If you're pregnant and on your own, it's important there are people you can share your feelings with who can offer you support.

Find out more about having a baby if you're on your own

You can stay at school up until the birth and then return to school afterwards.

Taking time away from school to have a baby is treated like any other leave of absence. Schools are expected to act reasonably and grant a sufficient period of leave from school, taking into consideration the specific circumstances of each case.

You can leave school on the last Friday in June if you’ll be 16 by the end of the summer holidays.

But until you're 18, you still have to either:

  • stay in full-time education (for example, at college)
  • start an apprenticeship or traineeship
  • work or volunteer (for 20 hours or more a week) while in part-time education or training

The law says colleges, universities or your apprenticeship employer are not allowed to treat you unfairly if you're pregnant or have had a baby.

GOV.UK: school leaving age

Further or higher education

You can only get maternity pay if you have a job, so very few students are eligible.

But if you're a student, you should be able to take maternity-related absence from studying after your baby has been born.

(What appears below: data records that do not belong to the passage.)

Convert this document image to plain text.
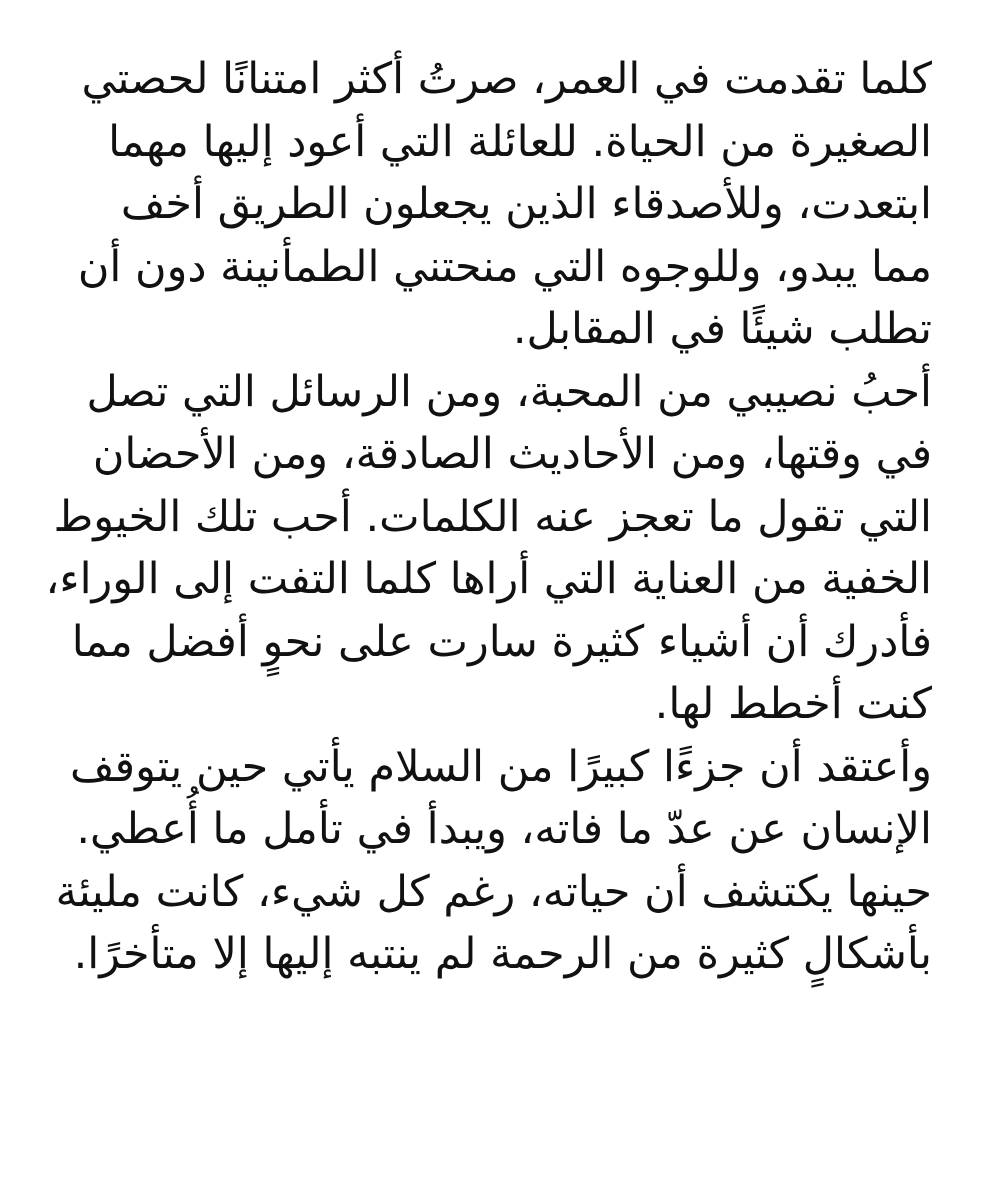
كلما تقدمت في العمر، صرتُ أكثر امتنانًا لحصتي
الصغيرة من الحياة. للعائلة التي أعود إليها مهما
ابتعدت، وللأصدقاء الذين يجعلون الطريق أخف
مما يبدو، وللوجوه التي منحتني الطمأنينة دون أن
تطلب شيئًا في المقابل.
أحبُ نصيبي من المحبة، ومن الرسائل التي تصل
في وقتها، ومن الأحاديث الصادقة، ومن الأحضان
التي تقول ما تعجز عنه الكلمات. أحب تلك الخيوط
الخفية من العناية التي أراها كلما التفت إلى الوراء،
فأدرك أن أشياء كثيرة سارت على نحوٍ أفضل مما
كنت أخطط لها.
وأعتقد أن جزءًا كبيرًا من السلام يأتي حين يتوقف
الإنسان عن عدّ ما فاته، ويبدأ في تأمل ما أُعطي.
حينها يكتشف أن حياته، رغم كل شيء، كانت مليئة
بأشكالٍ كثيرة من الرحمة لم ينتبه إليها إلا متأخرًا.
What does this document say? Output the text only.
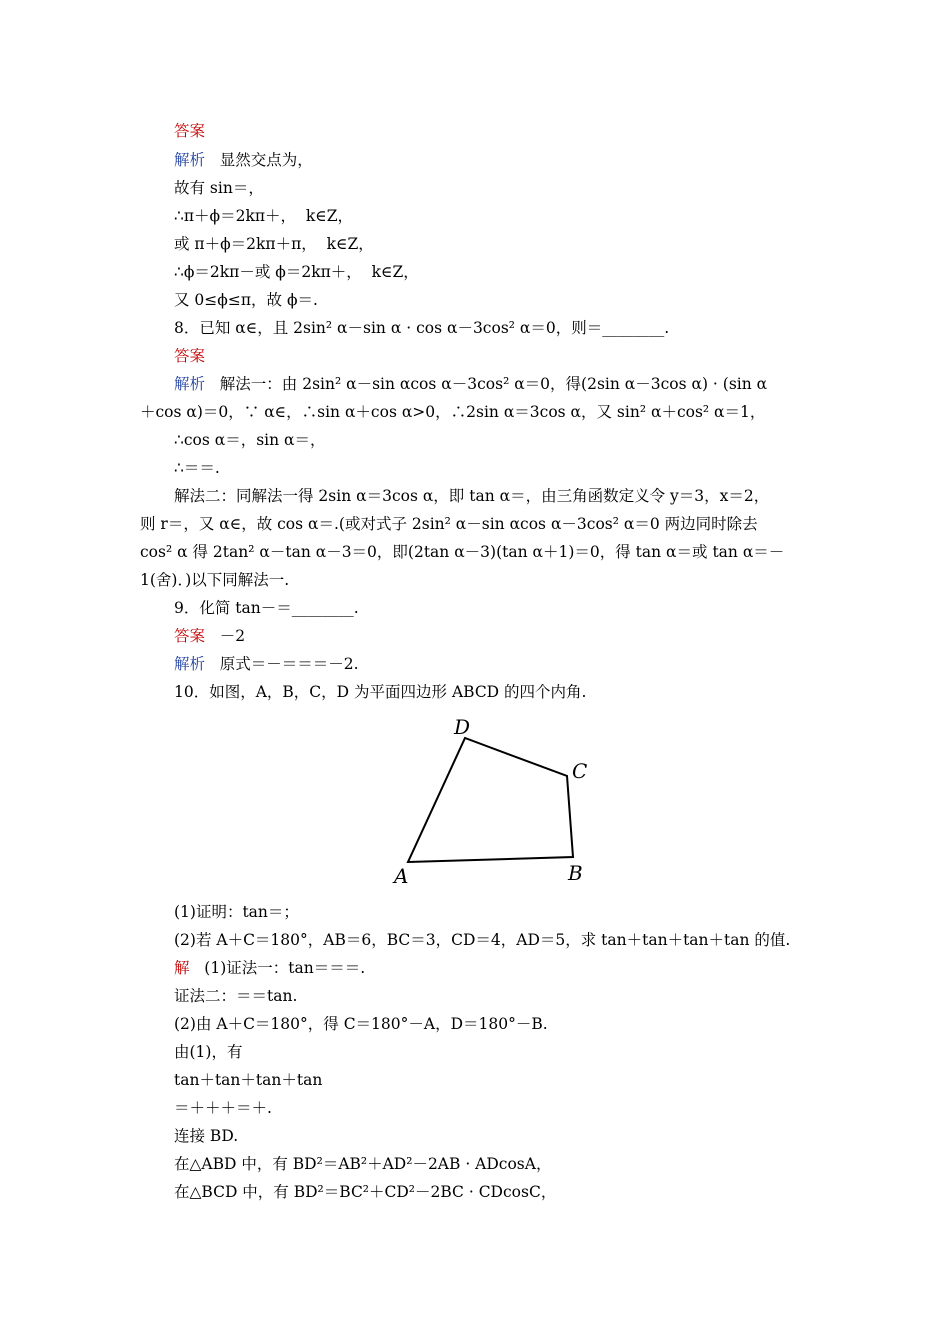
答案
解析   显然交点为，
故有 sin＝，
∴π＋ϕ＝2kπ＋，  k∈Z，
或 π＋ϕ＝2kπ＋π，  k∈Z，
∴ϕ＝2kπ－或 ϕ＝2kπ＋，  k∈Z，
又 0≤ϕ≤π，故 ϕ＝.
8．已知 α∈，且 2sin² α－sin α · cos α－3cos² α＝0，则＝________.
答案
解析   解法一：由 2sin² α－sin αcos α－3cos² α＝0，得(2sin α－3cos α) · (sin α
＋cos α)＝0，∵ α∈，∴sin α＋cos α>0，∴2sin α＝3cos α，又 sin² α＋cos² α＝1，
∴cos α＝，sin α＝，
∴＝＝.
解法二：同解法一得 2sin α＝3cos α，即 tan α＝，由三角函数定义令 y＝3，x＝2，
则 r＝，又 α∈，故 cos α＝.(或对式子 2sin² α－sin αcos α－3cos² α＝0 两边同时除去
cos² α 得 2tan² α－tan α－3＝0，即(2tan α－3)(tan α＋1)＝0，得 tan α＝或 tan α＝－
1(舍)．)以下同解法一.
9．化简 tan－＝________.
答案   －2
解析   原式＝－＝＝＝－2.
10．如图，A，B，C，D 为平面四边形 ABCD 的四个内角.
(1)证明：tan＝；
(2)若 A＋C＝180°，AB＝6，BC＝3，CD＝4，AD＝5，求 tan＋tan＋tan＋tan 的值.
解   (1)证法一：tan＝＝＝.
证法二：＝＝tan.
(2)由 A＋C＝180°，得 C＝180°－A，D＝180°－B.
由(1)，有
tan＋tan＋tan＋tan
＝＋＋＋＝＋.
连接 BD.
在△ABD 中，有 BD²＝AB²＋AD²－2AB · ADcosA，
在△BCD 中，有 BD²＝BC²＋CD²－2BC · CDcosC，
D
C
A	B
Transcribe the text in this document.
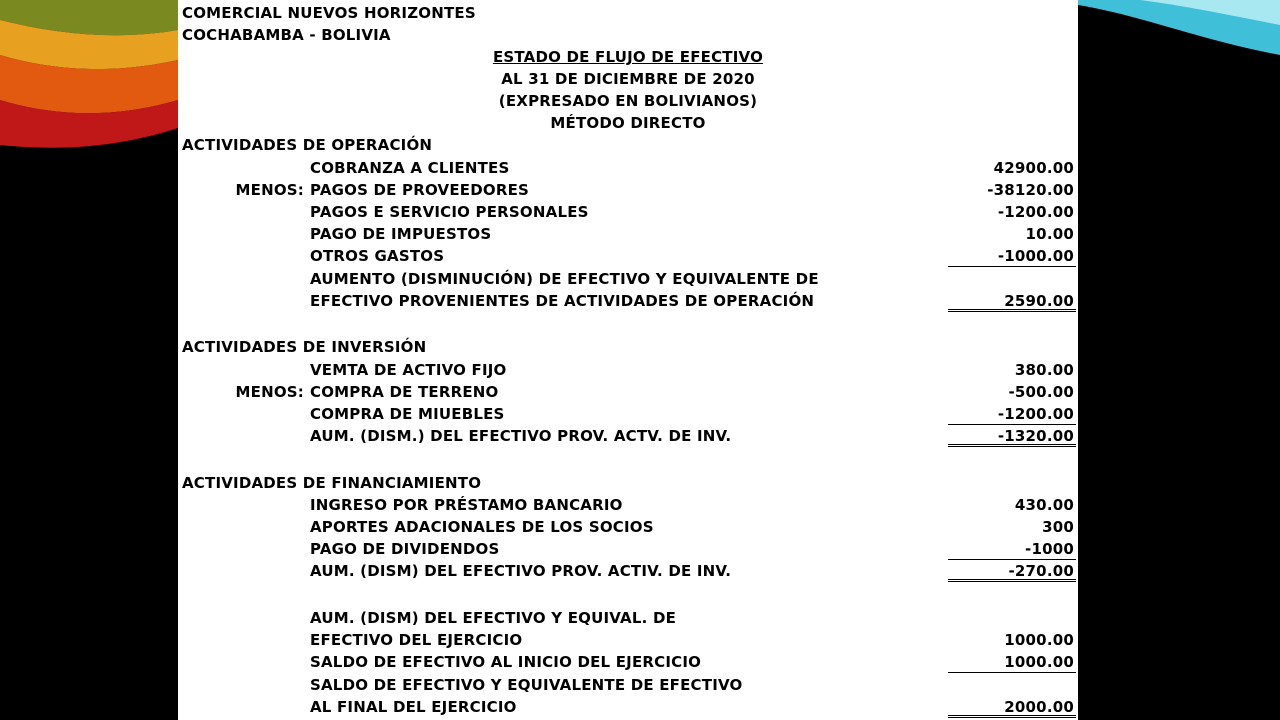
COMERCIAL NUEVOS HORIZONTES
COCHABAMBA - BOLIVIA
ESTADO DE FLUJO DE EFECTIVO
AL 31 DE DICIEMBRE DE 2020
(EXPRESADO EN BOLIVIANOS)
MÉTODO DIRECTO
ACTIVIDADES DE OPERACIÓN
COBRANZA A CLIENTES	42900.00
MENOS: PAGOS DE PROVEEDORES	-38120.00
PAGOS E SERVICIO PERSONALES	-1200.00
PAGO DE IMPUESTOS	10.00
OTROS GASTOS	-1000.00
AUMENTO (DISMINUCIÓN) DE EFECTIVO Y EQUIVALENTE DE
EFECTIVO PROVENIENTES DE ACTIVIDADES DE OPERACIÓN	2590.00
ACTIVIDADES DE INVERSIÓN
VEMTA DE ACTIVO FIJO	380.00
MENOS: COMPRA DE TERRENO	-500.00
COMPRA DE MIUEBLES	-1200.00
AUM. (DISM.) DEL EFECTIVO PROV. ACTV. DE INV.	-1320.00
ACTIVIDADES DE FINANCIAMIENTO
INGRESO POR PRÉSTAMO BANCARIO	430.00
APORTES ADACIONALES DE LOS SOCIOS	300
PAGO DE DIVIDENDOS	-1000
AUM. (DISM) DEL EFECTIVO PROV. ACTIV. DE INV.	-270.00
AUM. (DISM) DEL EFECTIVO Y EQUIVAL. DE
EFECTIVO DEL EJERCICIO	1000.00
SALDO DE EFECTIVO AL INICIO DEL EJERCICIO	1000.00
SALDO DE EFECTIVO Y EQUIVALENTE DE EFECTIVO
AL FINAL DEL EJERCICIO	2000.00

How long you take will depend on your situation and your particular course.


Apprentices can take up to 52 weeks' maternity leave. If you're an apprentice, you may qualify for statutory maternity pay.

Maternity Action: maternity and parental rights for apprentices

Help with childcare costs

The Care to Learn scheme can help some people with childcare costs while they study on some types of courses, such as sixth-form courses.

You may be able to get help from Care to Learn if you’re under 20 at the start of your course and you’re the main carer for your child.